Sienna took a step towards it, but Bridget held her arm. "That's not for you just yet. There will be time to learn it all if you choose, but first, you must meet the Illuminated Cartographer. This way."

The corridor walls were full of photographs, exuberant faces of explorers around the world. As they walked by, Sienna scanned them for a glimpse of her family. She stopped in front of one where her grandfather stood in front of the temple he had sketched in his journal. "Is it really Babylon?" she asked.

Bridget turned and came back to look. "Yes, I know it's hard to understand. But there are places that have been lost Earth-side, but remain in the Borderlands. Some of us cross those borders through special maps. We are Mapwalkers, Sienna. Mila and me. Your grandfather. Your father."

Sienna turned at her words. "Is there a picture of him?"

Bridget nodded and walked along a little, searching amongst the faces. "Here."
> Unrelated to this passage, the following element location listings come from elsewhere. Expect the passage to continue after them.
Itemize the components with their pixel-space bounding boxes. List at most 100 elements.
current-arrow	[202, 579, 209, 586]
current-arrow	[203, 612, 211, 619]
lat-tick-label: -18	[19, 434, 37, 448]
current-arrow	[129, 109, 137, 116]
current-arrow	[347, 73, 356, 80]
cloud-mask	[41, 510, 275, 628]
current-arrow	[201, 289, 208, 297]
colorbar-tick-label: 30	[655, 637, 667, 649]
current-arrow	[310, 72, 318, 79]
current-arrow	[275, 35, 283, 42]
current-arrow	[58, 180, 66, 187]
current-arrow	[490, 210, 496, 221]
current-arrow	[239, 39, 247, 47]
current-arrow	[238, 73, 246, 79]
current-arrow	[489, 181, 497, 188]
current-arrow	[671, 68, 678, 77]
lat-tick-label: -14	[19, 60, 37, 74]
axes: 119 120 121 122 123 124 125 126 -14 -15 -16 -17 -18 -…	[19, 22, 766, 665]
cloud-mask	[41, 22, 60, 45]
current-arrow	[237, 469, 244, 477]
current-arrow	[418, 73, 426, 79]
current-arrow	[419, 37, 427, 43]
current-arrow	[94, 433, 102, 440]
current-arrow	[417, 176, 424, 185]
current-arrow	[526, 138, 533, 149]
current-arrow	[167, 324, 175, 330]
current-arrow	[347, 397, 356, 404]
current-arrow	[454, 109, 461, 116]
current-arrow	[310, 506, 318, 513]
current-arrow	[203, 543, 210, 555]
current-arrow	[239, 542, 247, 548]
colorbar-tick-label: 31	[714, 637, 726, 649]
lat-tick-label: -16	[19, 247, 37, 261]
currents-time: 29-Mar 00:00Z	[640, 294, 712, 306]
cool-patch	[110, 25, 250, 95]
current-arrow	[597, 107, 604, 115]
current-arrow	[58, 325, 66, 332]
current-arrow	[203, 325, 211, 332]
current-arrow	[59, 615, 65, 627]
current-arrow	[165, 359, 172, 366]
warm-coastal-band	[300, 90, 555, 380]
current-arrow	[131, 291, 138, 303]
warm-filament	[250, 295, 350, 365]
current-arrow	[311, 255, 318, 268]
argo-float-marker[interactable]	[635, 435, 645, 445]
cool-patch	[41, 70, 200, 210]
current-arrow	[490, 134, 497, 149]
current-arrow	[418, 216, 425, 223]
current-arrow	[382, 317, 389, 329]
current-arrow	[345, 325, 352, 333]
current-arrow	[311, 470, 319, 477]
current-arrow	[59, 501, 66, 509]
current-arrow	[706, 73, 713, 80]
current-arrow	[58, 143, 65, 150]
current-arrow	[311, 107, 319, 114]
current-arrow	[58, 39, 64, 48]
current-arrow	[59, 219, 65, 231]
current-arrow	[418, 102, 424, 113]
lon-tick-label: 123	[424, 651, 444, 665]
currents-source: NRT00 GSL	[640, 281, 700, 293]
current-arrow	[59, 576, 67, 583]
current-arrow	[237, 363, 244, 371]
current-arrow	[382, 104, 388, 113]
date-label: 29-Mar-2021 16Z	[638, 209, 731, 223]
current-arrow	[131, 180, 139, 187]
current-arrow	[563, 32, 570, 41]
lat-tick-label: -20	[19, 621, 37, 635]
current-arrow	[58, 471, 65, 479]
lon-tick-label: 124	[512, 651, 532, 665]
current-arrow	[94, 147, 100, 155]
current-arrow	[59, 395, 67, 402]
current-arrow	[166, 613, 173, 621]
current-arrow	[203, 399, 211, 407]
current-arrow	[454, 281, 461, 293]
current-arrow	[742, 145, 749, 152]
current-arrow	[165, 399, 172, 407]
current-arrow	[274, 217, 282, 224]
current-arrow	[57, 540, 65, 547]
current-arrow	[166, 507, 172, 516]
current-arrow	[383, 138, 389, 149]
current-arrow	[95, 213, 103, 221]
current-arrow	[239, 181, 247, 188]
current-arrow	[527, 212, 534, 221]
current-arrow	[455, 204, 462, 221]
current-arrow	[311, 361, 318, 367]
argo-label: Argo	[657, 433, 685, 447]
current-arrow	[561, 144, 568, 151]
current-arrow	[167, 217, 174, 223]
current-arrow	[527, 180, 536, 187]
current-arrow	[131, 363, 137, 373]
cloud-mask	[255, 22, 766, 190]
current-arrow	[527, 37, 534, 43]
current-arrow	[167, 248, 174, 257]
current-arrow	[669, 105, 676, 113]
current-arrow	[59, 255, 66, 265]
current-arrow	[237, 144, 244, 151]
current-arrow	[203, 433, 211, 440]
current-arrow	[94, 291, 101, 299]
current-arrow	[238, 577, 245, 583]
Sienna looked up at the picture. Her dad stood with four others, two men and two women. His face was broad with a smile, his titian hair shining in the sun, his beard longer than she'd ever seen it. He wore khaki shorts and held a bulging backpack. Behind the group, what looked like a South American city stretched into green jungle. Sienna touched his face with a fingertip.

"I don't even have a grave to visit."

Bridget looked surprised. "Of course not. Your father isn't dead."